Like many of Netflix’s experiments, the goal with the Fast Laughs feed is to help users discover something new to watch.
Instead of liking and commenting on videos, as you would in a social video app, the feed is designed to encourage users to add shows to their Netflix watch list for later viewing. In this sense, it’s serving a similar purpose to Netflix’s “Previews” feature, which helps users discover shows by watching clips and trailers from popular and newly released programming.
As users scroll through the new Fast Laughs feed, they’ll encounter a wide range of comedy clips — like a clip from a Kevin Hart stand-up special or a funny bit from “The Office,” for example. The clips will also range in length anywhere from 15 to 45 seconds.

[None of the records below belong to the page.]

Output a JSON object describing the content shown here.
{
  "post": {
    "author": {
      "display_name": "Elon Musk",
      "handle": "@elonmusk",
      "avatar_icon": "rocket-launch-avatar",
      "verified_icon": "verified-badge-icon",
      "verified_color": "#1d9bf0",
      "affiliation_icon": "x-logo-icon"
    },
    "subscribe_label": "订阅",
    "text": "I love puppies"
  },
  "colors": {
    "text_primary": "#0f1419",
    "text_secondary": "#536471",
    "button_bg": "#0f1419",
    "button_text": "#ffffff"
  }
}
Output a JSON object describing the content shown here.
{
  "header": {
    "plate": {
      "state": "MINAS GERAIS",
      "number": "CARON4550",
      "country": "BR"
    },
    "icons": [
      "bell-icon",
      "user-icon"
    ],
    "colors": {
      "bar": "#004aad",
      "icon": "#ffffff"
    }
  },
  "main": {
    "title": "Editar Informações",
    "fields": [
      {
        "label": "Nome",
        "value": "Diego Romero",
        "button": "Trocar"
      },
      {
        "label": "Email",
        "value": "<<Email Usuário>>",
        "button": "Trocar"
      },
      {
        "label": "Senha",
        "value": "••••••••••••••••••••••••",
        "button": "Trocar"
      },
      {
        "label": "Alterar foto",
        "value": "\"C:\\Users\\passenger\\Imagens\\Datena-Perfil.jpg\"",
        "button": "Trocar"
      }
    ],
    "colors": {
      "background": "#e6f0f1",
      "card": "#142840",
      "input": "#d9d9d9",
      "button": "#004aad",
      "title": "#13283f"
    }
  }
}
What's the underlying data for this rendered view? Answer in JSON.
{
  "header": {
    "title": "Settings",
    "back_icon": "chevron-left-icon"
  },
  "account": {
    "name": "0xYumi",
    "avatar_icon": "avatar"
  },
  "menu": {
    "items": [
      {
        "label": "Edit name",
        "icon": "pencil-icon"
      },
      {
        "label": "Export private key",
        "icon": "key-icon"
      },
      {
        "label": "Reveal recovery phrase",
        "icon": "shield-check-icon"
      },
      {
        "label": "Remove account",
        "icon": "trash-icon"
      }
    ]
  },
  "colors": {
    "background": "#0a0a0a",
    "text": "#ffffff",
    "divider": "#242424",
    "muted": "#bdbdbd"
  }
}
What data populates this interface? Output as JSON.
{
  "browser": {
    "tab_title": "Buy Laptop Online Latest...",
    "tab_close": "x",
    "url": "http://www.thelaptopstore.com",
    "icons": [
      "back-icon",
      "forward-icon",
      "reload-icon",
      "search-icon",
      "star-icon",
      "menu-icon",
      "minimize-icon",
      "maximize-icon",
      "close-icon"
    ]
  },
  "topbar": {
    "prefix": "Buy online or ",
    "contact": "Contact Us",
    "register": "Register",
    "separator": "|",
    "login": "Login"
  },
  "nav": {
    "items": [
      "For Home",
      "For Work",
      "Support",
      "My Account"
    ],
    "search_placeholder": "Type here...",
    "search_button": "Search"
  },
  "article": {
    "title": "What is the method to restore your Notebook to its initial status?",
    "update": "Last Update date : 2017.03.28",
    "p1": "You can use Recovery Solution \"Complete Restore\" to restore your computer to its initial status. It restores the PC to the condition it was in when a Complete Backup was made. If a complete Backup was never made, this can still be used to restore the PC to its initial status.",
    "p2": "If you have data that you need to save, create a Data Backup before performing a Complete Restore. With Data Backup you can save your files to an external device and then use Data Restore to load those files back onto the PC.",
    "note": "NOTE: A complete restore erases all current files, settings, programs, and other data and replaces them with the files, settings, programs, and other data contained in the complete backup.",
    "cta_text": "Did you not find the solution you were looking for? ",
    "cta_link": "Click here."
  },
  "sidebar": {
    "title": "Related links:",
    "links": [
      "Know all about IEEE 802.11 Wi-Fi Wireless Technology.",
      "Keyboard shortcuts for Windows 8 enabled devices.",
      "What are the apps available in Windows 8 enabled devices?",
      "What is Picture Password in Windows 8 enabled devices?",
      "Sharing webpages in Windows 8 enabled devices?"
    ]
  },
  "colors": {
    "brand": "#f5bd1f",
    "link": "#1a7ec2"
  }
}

In addition to adding clips to Netflix’s “My List” feature, users can also react to clips with a laughing emoji button, share the clip with friends across social media, or tap a “More” button to see other titles related to the clip you’re viewing.
The feature was first spotted by social media consultant Matt Navarra, based in the U.K. In his app, Fast Laughs appeared in front of the row of Previews, where it was introduced with text that said “New!”
Netflix confirmed to TechCrunch the experiment had been tested with a small number of users earlier this year, but has recently started rolling out to a wider group this month — including users in the U.K., the U.S. and other select markets.
It’s currently available to a subset of Netflix users with adult profiles or other profiles without parental controls on iOS devices only. However, users don’t need to be opted in to experiments nor do they need to be on a beta version of the Netflix app to see the feature. It’s more of a standard A/B test, Netflix says.
And because it’s a test, users may see slightly different versions of the same feature. The product may also evolve over time, in response to user feedback.
Netflix is hardly the first to “borrow” the TikTok format for its own app. Social media platforms, like Instagram and Snapchat, have also launched their own TikTok rivals in recent months.
But Netflix isn’t a direct competitor with TikTok — except to the extent that any mobile app competes for users’ time and attention, as there are only so many hours in a day.
Instead, the new feed is more of an acknowledgment that the TikTok format of a full-screen vertical video feed with quick engagement buttons on the side is becoming a default style of sorts for presenting entertaining content.
“We’re always looking for new ways to improve the Netflix experience,” a Netflix spokesperson said, confirming the experiment. “A lot of our members love comedy so we thought this would be an exciting new way to help them discover new shows and enjoy classic scenes. We experiment with these types of tests in different countries and for different periods of time — and only make them broadly available if people find them useful,” they added.